Test pieces Nos. 16 and 19 which are obtained by the process comprising the step of oxygen removal by AI or Ca before the addition of titanium, are good in snow grade, as shown in Table 3. Therefore, the present invention is not impaired even if AI or Ca is admixed in an amount of 0.1 % or less before the addition of titanium.
Table 4 shows the results of an anti-corrosive property test on solution-treated steel (under 1,130°C x 18 minutes and air cooling) and sensitized steel (under 650°C x 2 hours and air cooling) in a liquid or vapour phase of 98% concentrated nitric acid at boiling temperature in the atmosphere.
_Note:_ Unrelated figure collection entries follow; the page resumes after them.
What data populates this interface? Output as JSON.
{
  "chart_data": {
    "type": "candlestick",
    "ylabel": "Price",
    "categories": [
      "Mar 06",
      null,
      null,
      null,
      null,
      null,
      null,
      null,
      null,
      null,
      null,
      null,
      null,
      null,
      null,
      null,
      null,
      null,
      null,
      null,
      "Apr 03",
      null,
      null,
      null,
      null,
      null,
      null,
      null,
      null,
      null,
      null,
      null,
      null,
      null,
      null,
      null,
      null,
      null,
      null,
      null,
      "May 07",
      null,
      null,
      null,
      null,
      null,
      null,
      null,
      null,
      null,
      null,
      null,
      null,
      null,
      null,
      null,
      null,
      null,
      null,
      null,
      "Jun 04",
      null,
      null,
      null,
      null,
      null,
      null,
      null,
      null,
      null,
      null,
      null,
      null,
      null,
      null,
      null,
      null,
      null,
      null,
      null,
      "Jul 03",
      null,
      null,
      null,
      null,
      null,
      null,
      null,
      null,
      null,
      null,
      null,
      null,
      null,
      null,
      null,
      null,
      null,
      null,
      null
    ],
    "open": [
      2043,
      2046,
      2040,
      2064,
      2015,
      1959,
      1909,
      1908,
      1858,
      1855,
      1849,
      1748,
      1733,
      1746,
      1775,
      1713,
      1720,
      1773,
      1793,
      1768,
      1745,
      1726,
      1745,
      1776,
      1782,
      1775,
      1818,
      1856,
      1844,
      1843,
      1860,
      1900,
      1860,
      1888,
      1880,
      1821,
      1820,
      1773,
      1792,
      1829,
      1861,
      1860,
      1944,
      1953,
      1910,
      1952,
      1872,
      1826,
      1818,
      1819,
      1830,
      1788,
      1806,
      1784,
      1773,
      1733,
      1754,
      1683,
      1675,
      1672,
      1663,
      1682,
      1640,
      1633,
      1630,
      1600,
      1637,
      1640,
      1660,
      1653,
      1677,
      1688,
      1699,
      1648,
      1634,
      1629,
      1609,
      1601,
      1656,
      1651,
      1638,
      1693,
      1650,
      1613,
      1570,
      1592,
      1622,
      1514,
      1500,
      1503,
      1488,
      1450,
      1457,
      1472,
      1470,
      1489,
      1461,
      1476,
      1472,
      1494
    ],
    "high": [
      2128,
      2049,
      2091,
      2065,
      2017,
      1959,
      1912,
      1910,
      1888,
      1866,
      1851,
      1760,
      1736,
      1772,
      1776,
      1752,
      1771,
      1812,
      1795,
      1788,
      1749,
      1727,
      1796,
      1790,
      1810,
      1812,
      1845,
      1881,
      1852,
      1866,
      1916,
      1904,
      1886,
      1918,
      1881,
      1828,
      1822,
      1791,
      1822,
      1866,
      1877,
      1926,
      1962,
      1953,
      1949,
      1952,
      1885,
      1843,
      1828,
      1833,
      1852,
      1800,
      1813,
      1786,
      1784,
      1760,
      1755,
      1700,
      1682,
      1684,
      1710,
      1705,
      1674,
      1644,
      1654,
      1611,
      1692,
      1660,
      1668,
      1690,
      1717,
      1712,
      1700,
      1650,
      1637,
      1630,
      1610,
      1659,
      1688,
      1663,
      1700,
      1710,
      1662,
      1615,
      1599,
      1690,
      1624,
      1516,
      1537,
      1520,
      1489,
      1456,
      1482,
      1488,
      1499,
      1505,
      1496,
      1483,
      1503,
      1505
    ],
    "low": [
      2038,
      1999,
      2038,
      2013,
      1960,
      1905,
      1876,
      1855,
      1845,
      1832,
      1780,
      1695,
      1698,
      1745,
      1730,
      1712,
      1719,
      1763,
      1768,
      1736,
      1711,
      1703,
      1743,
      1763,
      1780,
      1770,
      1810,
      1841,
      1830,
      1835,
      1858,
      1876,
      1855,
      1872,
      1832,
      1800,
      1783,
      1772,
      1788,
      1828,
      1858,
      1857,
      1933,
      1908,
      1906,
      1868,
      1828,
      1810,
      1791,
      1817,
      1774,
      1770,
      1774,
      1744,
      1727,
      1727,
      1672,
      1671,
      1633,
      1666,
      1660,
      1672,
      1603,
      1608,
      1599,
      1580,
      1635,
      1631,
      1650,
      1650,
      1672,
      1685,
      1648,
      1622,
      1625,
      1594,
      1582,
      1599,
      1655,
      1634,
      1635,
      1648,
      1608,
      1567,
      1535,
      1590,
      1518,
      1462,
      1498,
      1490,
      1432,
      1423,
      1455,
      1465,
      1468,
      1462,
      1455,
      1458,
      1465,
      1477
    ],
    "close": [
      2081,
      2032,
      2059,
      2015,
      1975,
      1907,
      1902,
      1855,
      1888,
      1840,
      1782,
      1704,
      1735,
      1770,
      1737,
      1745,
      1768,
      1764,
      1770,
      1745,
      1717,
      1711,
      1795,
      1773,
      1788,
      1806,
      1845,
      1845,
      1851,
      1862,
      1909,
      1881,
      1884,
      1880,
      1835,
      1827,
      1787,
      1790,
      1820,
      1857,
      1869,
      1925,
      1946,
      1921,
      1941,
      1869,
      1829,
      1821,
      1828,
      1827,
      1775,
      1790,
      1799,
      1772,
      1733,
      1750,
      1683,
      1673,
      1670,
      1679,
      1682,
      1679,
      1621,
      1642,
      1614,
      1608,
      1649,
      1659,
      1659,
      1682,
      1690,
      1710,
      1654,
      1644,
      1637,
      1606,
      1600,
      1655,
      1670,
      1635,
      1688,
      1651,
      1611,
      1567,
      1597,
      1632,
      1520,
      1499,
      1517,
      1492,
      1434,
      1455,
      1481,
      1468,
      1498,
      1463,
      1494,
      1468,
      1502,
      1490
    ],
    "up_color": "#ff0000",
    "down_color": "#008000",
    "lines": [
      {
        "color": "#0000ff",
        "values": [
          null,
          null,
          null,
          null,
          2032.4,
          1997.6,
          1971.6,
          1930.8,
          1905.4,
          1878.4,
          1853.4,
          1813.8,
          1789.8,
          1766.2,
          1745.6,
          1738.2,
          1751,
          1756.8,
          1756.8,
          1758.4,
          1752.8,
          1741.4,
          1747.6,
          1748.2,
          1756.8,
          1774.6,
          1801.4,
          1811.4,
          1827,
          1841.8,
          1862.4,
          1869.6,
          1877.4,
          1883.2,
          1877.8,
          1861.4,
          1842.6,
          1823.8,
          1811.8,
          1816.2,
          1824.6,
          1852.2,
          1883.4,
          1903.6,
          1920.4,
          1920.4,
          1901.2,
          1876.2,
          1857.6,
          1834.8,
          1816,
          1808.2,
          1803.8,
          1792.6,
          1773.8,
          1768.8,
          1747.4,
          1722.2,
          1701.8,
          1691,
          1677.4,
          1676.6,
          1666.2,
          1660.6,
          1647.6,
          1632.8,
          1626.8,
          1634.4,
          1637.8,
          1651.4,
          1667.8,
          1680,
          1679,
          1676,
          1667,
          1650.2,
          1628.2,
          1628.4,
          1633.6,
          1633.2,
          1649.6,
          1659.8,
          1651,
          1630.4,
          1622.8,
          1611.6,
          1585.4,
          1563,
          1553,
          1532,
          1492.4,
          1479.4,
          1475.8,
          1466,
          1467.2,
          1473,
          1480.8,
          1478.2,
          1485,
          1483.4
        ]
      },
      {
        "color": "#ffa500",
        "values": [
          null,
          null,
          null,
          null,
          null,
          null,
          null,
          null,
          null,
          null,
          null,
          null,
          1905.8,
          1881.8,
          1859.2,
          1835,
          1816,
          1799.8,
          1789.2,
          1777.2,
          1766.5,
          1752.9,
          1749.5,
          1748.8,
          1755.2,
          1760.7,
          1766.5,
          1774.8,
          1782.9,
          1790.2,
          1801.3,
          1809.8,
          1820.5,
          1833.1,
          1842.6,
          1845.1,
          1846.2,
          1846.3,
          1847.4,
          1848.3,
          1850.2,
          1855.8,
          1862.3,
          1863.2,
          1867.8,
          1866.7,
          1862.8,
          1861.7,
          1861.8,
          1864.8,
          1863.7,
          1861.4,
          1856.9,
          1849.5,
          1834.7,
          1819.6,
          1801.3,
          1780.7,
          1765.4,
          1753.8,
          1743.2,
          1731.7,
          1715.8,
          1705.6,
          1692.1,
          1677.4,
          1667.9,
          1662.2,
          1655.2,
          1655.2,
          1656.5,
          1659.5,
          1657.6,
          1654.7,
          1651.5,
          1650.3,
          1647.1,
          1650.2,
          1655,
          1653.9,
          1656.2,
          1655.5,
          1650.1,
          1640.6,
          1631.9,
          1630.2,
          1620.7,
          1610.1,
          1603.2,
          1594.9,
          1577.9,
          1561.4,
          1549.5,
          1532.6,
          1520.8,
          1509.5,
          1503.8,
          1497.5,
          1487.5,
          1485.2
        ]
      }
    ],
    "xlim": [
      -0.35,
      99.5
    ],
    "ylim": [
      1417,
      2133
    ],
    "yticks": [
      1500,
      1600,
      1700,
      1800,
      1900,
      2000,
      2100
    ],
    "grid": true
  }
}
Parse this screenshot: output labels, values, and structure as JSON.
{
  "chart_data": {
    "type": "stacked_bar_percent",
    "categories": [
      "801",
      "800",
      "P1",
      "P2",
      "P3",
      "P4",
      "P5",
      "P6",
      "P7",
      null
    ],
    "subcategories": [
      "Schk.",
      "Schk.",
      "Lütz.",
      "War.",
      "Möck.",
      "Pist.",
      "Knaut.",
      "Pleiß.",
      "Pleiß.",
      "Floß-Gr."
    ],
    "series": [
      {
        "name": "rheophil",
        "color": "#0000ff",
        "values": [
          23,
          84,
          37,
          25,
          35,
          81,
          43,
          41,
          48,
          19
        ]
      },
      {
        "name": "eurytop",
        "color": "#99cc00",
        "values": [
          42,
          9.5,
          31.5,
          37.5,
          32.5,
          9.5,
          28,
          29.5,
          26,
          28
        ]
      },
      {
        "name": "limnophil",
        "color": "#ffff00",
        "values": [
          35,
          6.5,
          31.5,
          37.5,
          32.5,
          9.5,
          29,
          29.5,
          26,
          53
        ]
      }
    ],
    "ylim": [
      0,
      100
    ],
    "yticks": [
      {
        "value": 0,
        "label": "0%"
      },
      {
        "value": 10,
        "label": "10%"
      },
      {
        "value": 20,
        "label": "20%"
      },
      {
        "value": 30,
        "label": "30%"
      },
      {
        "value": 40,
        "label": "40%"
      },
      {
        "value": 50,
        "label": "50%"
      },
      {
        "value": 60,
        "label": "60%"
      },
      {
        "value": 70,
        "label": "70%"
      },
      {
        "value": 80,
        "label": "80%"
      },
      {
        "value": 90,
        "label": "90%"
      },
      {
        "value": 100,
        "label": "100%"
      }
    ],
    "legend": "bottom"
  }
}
The anti-corrosive property of the steel prepared according to the present invention against a highly concentrated nitric acid is not impaired by the addition of titanium.

Claims

A method of reducing or avoiding surface defects in a specific steel resistant to concentrated nitric acid, wherein the specific steel is either
(a) a stainless steel comprising:
― carbon in an amount of not more than 0.1% (C ≦ 0.1 %),

― silicon in an amount from not less than 2.5% to not more than 5.0% (2.5 ≦ Si ≦ 5%),

- manganese in an amount of not more than 2% (Mn < 2%),

― chromium in an amount from not less than 15% to not more than 20% (15 ≦ Cr ≦ 20%),

― nickel in an amount from not less than 10% to not more than 22% (10 ≦ Ni ≦ 22%),

- at least one of niobium, tantalum and zirconium in an amount from not less than 10 times the carbon content to not more than 2.5% (C x 10 ≦ Nb, Ta and/or Zr ≦ 2.5%), the balance being iron and inevitable impurities, or

(b) a high-silicon-nickel-chromium steel comprising:
― carbon in an amount of not more than 0.03% (C ≦ 0.03%),

― silicon in an amount from more than 5% to not more than 7% (5 ≦ Si ≦ 7%),

― manganese in an amount of not more than 10% (Mn ≦ 10%),

- chromium in an amount from not less than 7% to not more than 16%,

― nickel in an amount from not less than 10% to less than 19% (10 ≦ Ni ≦ 19%),

- at least one of titanium, niobium, tantalum and zirconium in an amount from not less than 4 times the carbon content to not more than 2% (C × 4 ≦ Ti, Nb, Ta and/or Zr ≦ 2%),

- the balance being iron and inevitable impurities, characterized in that when producing said steel titanium in an amount from not less than 0.05 to not more than 0.2% (0.05 ≦ Ti ≦ 0.2%) is added to the molten steel prior to the addition of at least one of niobium, tantalum and zirconium, percentages being by weight.